The detrimental impact of touting has prompted governments around the world to restrict the practice, as those purchasing second-hand tickets are not always guaranteed access to events.
Cultural Places is planning to stand out from other Blockchain ticketing websites by focusing on high-quality cultural content and collaborating closely with institutions worldwide. It believes that this strategy will establish credibility in the eyes of consumers who, until now, have had to visit multiple websites to plan and purchase a trip. In its white paper, the company says bringing all of the information visitors need on to one platform would eliminate the confusion low-quality, untrustworthy providers can cause – and this will “democratize access to cultural knowledge”.
A new cryptocurrency: the Cultural Coin
The company plans to introduce crypto ticketing in 2019, with all customers being offered a wallet for Cultural Coins.
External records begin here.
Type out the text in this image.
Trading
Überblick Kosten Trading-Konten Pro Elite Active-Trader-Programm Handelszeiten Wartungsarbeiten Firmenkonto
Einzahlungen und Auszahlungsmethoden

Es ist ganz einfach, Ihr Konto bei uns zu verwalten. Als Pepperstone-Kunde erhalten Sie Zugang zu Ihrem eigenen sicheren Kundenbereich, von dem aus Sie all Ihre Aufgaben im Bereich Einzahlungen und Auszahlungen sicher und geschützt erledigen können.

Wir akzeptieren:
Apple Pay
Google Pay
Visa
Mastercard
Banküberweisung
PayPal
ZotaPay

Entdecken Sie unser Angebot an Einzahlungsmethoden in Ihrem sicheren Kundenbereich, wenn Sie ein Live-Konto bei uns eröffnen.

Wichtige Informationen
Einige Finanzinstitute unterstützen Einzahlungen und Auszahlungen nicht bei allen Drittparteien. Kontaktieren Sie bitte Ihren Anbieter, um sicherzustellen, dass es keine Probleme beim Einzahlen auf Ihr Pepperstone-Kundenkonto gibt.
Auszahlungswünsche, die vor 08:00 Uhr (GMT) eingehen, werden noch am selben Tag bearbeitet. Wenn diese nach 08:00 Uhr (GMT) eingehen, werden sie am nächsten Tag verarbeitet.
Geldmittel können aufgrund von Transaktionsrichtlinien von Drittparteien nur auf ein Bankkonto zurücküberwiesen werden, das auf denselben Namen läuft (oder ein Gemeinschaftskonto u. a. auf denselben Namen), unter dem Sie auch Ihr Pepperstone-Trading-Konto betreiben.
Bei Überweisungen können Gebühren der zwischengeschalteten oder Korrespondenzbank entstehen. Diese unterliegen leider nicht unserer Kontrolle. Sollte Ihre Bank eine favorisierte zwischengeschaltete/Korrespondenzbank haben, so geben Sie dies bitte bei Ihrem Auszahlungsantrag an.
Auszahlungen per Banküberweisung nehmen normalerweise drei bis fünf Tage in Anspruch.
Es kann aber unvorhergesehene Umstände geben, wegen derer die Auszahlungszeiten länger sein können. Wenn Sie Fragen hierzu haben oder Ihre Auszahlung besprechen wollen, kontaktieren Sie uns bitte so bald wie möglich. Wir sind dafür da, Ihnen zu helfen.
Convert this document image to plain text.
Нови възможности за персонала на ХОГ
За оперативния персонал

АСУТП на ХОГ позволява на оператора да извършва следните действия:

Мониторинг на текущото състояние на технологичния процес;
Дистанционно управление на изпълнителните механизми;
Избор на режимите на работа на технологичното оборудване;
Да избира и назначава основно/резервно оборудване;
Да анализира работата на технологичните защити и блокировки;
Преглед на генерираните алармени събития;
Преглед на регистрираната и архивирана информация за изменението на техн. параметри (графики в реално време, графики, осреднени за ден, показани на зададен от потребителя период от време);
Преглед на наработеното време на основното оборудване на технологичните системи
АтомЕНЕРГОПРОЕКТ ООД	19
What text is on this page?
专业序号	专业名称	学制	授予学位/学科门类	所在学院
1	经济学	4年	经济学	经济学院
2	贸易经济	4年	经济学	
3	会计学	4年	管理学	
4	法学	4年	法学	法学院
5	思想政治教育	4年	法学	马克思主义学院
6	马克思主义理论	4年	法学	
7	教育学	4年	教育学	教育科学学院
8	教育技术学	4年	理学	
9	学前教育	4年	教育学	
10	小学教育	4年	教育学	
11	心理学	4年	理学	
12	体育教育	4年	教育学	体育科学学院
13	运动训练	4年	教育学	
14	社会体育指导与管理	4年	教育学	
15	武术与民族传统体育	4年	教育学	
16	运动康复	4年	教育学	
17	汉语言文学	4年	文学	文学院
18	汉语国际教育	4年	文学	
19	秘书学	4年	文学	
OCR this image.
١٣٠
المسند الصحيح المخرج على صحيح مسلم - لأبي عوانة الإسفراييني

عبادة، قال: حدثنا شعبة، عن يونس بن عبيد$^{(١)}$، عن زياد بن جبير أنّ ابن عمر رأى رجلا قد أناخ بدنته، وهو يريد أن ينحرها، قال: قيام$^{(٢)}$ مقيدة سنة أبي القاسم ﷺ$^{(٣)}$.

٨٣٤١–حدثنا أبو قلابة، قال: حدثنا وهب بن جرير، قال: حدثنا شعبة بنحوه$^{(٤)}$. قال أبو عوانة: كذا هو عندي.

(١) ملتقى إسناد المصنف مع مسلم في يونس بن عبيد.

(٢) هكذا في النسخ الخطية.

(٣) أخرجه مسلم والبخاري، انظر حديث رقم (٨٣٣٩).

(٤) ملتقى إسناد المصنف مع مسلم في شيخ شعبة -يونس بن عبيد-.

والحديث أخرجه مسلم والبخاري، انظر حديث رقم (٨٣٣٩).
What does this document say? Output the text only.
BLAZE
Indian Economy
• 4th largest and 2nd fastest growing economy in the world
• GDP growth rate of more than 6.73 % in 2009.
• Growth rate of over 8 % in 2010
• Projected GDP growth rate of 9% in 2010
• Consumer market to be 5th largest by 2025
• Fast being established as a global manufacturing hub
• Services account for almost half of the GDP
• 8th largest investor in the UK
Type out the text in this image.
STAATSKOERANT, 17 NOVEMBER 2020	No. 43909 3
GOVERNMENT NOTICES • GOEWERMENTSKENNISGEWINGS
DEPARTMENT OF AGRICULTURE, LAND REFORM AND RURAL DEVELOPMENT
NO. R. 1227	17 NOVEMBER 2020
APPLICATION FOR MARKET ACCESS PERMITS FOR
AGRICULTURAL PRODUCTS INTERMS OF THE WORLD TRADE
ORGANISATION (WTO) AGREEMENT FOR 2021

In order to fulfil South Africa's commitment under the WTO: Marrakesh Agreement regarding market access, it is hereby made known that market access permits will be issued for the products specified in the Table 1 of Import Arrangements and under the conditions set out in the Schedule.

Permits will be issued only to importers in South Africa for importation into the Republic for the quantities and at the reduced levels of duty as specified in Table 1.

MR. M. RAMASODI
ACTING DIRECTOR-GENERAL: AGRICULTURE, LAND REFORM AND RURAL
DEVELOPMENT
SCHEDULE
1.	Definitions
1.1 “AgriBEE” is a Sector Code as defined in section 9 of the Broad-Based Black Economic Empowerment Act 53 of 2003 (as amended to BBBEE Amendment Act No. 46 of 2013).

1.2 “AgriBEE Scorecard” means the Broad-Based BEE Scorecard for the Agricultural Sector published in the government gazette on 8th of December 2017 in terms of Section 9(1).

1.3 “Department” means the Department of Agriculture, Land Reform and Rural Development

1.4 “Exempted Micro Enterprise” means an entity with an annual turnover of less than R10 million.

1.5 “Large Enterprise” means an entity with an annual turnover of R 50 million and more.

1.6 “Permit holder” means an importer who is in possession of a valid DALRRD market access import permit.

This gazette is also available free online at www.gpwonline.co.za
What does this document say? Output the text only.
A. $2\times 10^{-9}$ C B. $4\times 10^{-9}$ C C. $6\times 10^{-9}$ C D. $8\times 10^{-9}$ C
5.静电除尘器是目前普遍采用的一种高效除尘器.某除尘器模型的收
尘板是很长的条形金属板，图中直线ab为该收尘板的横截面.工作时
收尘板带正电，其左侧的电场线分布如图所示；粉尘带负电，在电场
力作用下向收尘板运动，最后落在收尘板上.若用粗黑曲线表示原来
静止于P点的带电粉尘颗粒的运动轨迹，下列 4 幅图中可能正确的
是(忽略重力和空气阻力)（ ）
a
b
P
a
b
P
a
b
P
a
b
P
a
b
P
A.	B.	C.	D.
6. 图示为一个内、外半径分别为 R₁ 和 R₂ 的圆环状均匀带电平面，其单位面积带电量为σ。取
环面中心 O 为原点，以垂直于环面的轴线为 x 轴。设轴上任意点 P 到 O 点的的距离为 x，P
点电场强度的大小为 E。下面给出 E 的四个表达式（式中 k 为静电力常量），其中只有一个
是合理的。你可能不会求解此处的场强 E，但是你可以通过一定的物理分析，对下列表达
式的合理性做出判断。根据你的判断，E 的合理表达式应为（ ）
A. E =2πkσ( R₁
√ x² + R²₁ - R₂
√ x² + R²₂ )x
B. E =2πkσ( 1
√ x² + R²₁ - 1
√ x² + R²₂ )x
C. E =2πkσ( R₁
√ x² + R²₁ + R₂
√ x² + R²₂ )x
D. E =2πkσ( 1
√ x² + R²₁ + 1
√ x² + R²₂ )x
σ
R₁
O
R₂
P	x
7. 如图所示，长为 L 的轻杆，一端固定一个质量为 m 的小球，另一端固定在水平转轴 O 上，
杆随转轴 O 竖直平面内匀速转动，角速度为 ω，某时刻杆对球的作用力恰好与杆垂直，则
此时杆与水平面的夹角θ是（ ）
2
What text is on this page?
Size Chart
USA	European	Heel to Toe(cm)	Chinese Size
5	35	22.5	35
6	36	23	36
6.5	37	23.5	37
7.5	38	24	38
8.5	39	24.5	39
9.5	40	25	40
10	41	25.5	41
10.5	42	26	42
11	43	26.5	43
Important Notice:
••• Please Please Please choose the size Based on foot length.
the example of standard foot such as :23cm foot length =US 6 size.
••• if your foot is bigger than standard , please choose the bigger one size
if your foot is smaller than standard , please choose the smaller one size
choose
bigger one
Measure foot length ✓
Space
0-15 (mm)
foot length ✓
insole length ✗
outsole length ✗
Fees associated with buying entry to exhibitions, galleries, gigs and landmarks would be set at 6 percent – a stark contrast to the 30 percent commission demanded by some current ticketing providers.
This 6 percent fee is going to be divided in four ways. Cultural Places would take a 3 percent share of the revenue, 1 percent would be returned to customers through a loyalty scheme, another 1 percent would go to all users in the ecosystem who hold Cultural Coins, and the remaining 1 percent earmarked as royalties for the institutions offering engaging content to the public.
Audio guides and shop memorabilia would also be on sale through the app, allowing visitors to skip queues and make the most of their time.
Building the community
Cultural Places says the number of institutions it has a business relationship with is “growing by the minute”, with 30 venues in six countries on the books at the last count. Among its partners is Indonesia’s Borobudur Temple – the world’s largest Buddhist temple, and Stephansdom, an iconic cathedral in Vienna.
The company wants to achieve a European market share of 12 percent by 2023 – and the concept could be coming to a landmark near you. Cultural Places has a wish list of attractions it would like to join its platform – including the Louvre in Paris, London’s Tate galleries, the Colosseum in Rome and Angkor Wat in Cambodia.
Each institution joining the platform would be given help to “transform their content to be ready for the demands of a new generation”. This allows users to see sights virtually before they pay a visit in person, and neatly ties into current cultural policy across Europe, where digital preservation of precious artefacts has become a priority.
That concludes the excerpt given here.